La Corte precisa il quadro normativo: il credito tributario principale (IRAP, IVA, IRPEF) è soggetto al termine ordinario decennale ex art. 2946 c.c., in assenza di specifiche disposizioni derogatorie. Le sanzioni tributarie, invece, sono disciplinate dall’art. 20, comma 3, del d.lgs. n. 446 del 1997, che fissa un termine di prescrizione quinquennale. Gli interessi moratori sono soggetti al termine quinquennale ex art. 2948, n. 4, c.c., in quanto prestazioni periodiche.
La Corte chiarisce che l’accessorietà degli interessi e delle sanzioni rispetto al tributo principale non comporta l’unificazione del termine prescrizionale. I crediti accessori, una volta maturati, acquistano autonomia e sono soggetti ai propri termini di prescrizione, salvo che non siano coperti da una sentenza passata in giudicato. In quest’ultima ipotesi, infatti, trova applicazione l’art. 2953 c.c., che estende il termine decennale della actio iudicati a tutte le componenti del credito. Nella fattispecie, non essendovi un giudicato, la CTR ha correttamente applicato il termine quinquennale alle sanzioni e agli interessi.
La Corte rigetta, inoltre, l’eccezione dell’Agenzia secondo cui gli interessi, in quanto accessori, dovrebbero seguire la sorte del credito principale, ribadendo che l’art. 2948, n. 4, c.c. costituisce una norma speciale che prevale sulla disciplina generale dell’accessorietà.
Implicazioni Pratiche
- Verifica dei termini prescrizionali nelle intimazioni di pagamento: l’avvocato del contribuente, ricevuta un’intimazione di pagamento o una cartella esattoriale, deve verificare separatamente i termini di prescrizione per il capitale, le sanzioni e gli interessi.
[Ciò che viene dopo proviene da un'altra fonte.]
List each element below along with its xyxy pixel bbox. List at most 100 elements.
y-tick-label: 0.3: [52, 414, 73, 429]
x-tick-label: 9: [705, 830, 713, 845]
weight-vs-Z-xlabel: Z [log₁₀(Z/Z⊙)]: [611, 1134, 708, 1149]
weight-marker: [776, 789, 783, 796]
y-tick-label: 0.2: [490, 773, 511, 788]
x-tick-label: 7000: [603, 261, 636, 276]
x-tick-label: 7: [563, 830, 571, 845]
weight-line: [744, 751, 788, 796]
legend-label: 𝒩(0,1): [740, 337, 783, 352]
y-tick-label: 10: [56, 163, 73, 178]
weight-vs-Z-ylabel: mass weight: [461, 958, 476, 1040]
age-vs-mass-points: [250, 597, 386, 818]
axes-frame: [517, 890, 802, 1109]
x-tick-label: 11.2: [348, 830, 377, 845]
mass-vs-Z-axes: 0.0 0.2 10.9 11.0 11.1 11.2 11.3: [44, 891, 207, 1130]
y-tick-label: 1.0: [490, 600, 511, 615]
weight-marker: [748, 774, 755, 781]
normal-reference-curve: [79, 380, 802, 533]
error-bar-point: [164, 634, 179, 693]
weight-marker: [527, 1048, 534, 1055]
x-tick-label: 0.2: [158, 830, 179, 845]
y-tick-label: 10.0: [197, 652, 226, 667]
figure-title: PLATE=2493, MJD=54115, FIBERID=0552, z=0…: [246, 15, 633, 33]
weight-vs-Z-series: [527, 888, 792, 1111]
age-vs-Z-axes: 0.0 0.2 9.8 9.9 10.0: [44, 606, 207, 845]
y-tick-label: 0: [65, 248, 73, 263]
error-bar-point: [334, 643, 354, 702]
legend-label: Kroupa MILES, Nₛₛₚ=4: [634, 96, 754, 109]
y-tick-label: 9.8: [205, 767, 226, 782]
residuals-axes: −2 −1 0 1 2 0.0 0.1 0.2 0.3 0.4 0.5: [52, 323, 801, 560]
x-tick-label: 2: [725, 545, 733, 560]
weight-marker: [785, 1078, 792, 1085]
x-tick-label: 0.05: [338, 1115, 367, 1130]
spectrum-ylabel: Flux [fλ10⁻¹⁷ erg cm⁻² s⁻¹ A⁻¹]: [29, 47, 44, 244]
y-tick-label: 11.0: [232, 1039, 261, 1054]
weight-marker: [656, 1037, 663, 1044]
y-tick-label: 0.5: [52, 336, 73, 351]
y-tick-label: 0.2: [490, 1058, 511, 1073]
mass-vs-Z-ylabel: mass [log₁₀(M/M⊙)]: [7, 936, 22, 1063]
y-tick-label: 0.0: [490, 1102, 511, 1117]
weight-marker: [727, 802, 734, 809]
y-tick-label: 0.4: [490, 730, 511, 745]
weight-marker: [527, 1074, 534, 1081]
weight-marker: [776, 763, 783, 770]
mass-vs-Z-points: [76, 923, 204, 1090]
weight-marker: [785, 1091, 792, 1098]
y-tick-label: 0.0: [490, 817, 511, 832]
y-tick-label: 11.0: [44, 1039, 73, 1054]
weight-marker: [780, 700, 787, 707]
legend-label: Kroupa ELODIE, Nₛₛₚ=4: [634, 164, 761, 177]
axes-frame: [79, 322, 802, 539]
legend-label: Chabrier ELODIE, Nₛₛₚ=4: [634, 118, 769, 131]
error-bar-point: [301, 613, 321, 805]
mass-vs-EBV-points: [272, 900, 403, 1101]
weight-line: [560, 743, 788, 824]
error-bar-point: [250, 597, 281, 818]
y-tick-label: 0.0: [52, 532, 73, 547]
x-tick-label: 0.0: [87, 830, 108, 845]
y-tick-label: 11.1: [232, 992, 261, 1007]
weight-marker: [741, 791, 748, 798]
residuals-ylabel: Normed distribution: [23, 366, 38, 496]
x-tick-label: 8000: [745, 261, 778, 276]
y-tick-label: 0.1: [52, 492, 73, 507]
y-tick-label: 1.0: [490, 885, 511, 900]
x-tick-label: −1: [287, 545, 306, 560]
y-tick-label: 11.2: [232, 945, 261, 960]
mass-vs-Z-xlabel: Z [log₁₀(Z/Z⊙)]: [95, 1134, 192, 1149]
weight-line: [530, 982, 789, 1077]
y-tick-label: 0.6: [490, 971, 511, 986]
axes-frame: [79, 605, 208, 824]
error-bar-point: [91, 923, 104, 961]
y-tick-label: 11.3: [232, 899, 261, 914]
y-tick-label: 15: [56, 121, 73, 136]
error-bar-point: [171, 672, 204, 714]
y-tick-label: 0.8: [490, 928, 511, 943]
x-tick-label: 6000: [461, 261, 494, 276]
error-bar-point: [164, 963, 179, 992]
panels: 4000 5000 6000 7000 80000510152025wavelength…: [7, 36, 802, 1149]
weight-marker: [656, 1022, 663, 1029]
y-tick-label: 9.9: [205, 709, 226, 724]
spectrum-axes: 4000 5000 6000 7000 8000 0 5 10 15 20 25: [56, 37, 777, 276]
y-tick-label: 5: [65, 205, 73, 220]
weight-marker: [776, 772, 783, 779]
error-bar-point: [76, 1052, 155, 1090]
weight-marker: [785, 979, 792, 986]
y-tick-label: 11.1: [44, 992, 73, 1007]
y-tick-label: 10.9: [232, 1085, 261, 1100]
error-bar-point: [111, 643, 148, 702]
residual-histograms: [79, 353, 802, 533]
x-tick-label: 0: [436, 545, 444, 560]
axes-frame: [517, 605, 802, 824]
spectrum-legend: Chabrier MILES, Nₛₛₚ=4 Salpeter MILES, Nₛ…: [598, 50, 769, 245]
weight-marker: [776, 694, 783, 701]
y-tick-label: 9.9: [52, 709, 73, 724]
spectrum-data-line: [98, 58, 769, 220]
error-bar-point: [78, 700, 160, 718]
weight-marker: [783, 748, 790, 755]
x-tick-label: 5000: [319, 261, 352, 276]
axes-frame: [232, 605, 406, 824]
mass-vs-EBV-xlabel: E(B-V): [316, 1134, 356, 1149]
Sanzioni e interessi si prescrivono in cinque anni, salvo che non siano già stati oggetto di sentenza passata in giudicato.
- Eccezione di prescrizione quinquennale: in sede di opposizione all’intimazione, l’avvocato del contribuente deve eccepire la prescrizione quinquennale delle sanzioni e degli interessi, richiamando l’art. 20, comma 3, d.lgs. n. 446/1997 e l’art. 2948, n. 4, c.c., e provando che il credito non è coperto da giudicato. La mera accessorietà rispetto al tributo principale non è sufficiente per far valere il termine decennale.
- Ricorso per cassazione dell’ente impositore: l’avvocato dell’Agenzia delle Entrate che intenda contestare l’applicazione del termine quinquennale deve dimostrare che il credito per sanzioni e interessi è coperto da giudicato (sentenza passata in cosa giudicata) o che esiste una specifica disposizione di legge che deroghi ai termini quinquennali, circostanza che nella fattispecie non ricorre.